In a stunning and wholly unexpected discovery, researchers at Albert Einstein College of Medicine of Yeshiva University found that vitamin C kills drug-resistant tuberculosis (TB) bacteria in laboratory culture.
Knowing this, the scientists believe, could mean that adding the common vitamin to existing TB drugs could render them more potent, thus shortening the TB therapy overall.
The study, published in the online journal Nature Communications, arose during research into just how TB bacteria become resistant to isoniazid, a first-line TB drug.
The lead investigator and senior author of the study, William Jacobs Jr. is a professor of microbiology and immunology as well as genetics at Einstein as well as a recently-elected member of the National Academy of Sciences.
Of the discovery, Jacobs said in a press release, “We hypothesized that TB bacteria that can’t make mycothiol might contain more cysteine, an amino acid.”
For this reason, they predicted that if they added the drug, isoniazid, and cysteine to isoniazid-sensitive M. tuberculosis in culture, the bacteria would develop resistance.
“Instead, we ended up killing off the culture – something totally unexpected.”
Upon finding this, the team further hypothesized that cysteine was helping to kill TB bacteria in becoming a “reducing agent” by acting as a free radical, or something that triggers the production of reactive oxygen species that then damage the DNA.
So they repeated the experiment, this time using isoniazid and a different reacting agent – vitamin C. Sure enough, the two sterilized the culture.

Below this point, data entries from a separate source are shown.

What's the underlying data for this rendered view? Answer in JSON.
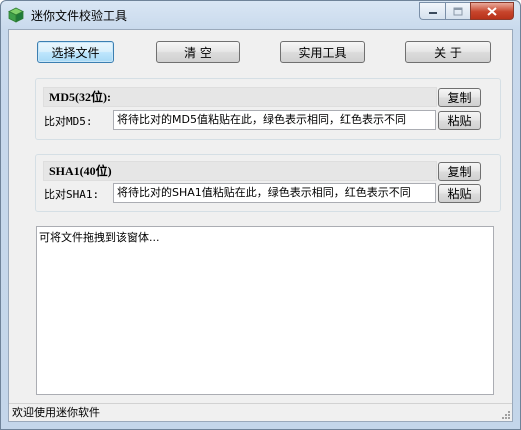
{
  "window": {
    "title": "迷你文件校验工具"
  },
  "toolbar": {
    "select_file": "选择文件",
    "clear": "清  空",
    "tools": "实用工具",
    "about": "关  于"
  },
  "md5": {
    "title": "MD5(32位):",
    "copy": "复制",
    "compare_label": "比对MD5:",
    "compare_value": "将待比对的MD5值粘贴在此，绿色表示相同，红色表示不同",
    "paste": "粘贴"
  },
  "sha1": {
    "title": "SHA1(40位)",
    "copy": "复制",
    "compare_label": "比对SHA1:",
    "compare_value": "将待比对的SHA1值粘贴在此，绿色表示相同，红色表示不同",
    "paste": "粘贴"
  },
  "drop_area": {
    "hint": "可将文件拖拽到该窗体..."
  },
  "status": {
    "text": "欢迎使用迷你软件"
  },
  "colors": {
    "close_button": "#c7452c",
    "focus_border": "#3c7fb1"
  },
  "icons": {
    "app": "cube-icon",
    "minimize": "minimize-icon",
    "maximize": "maximize-icon",
    "close": "close-icon"
  }
}
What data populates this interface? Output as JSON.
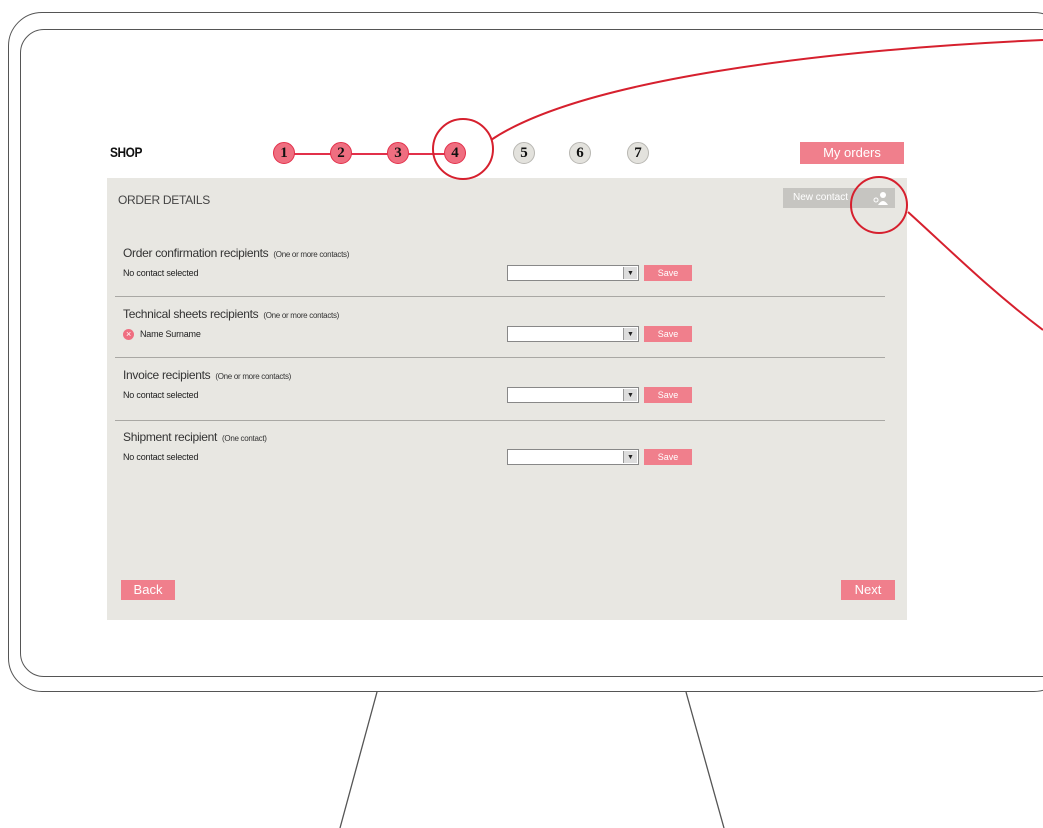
{
  "header": {
    "shop_label": "SHOP",
    "my_orders_label": "My orders"
  },
  "steps": [
    {
      "label": "1",
      "state": "completed"
    },
    {
      "label": "2",
      "state": "completed"
    },
    {
      "label": "3",
      "state": "completed"
    },
    {
      "label": "4",
      "state": "current"
    },
    {
      "label": "5",
      "state": "upcoming"
    },
    {
      "label": "6",
      "state": "upcoming"
    },
    {
      "label": "7",
      "state": "upcoming"
    }
  ],
  "panel": {
    "title": "ORDER DETAILS",
    "new_contact_label": "New contact",
    "new_contact_icon": "add-user-icon"
  },
  "sections": [
    {
      "title": "Order confirmation recipients",
      "note": "(One or more contacts)",
      "status": "No contact selected",
      "select_value": "",
      "save_label": "Save"
    },
    {
      "title": "Technical sheets recipients",
      "note": "(One or more contacts)",
      "status": "Name Surname",
      "status_icon": "remove-icon",
      "select_value": "",
      "save_label": "Save"
    },
    {
      "title": "Invoice recipients",
      "note": "(One or more contacts)",
      "status": "No contact selected",
      "select_value": "",
      "save_label": "Save"
    },
    {
      "title": "Shipment recipient",
      "note": "(One contact)",
      "status": "No contact selected",
      "select_value": "",
      "save_label": "Save"
    }
  ],
  "footer": {
    "back_label": "Back",
    "next_label": "Next"
  },
  "colors": {
    "accent": "#f07f8c",
    "accent_dark": "#e2304a",
    "panel_bg": "#e8e7e2",
    "callout": "#d6202e"
  }
}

Then came the final discovery in which the team was “amazed” to discover that only did vitamin C sterilize the drug-susceptible TB by itself, but the multi-drug-resistant and extensively drug-resistant strains as well.
Further research revealed the reason: vitamin C induced what is known as the Fenton reaction, causing iron to react with other molecules to create reactive oxygen species that decimated the TB bacteria.
Whether or not vitamin C, which is inexpensive and widely available, will prove as effective in humans is not clear, though Jacobs plans on finding out.
“At the very least,” he said, “this work shows us a new mechanism that we can exploit to attack TB.”
The study was supported by the National Institute of Allergy and Infections Diseases.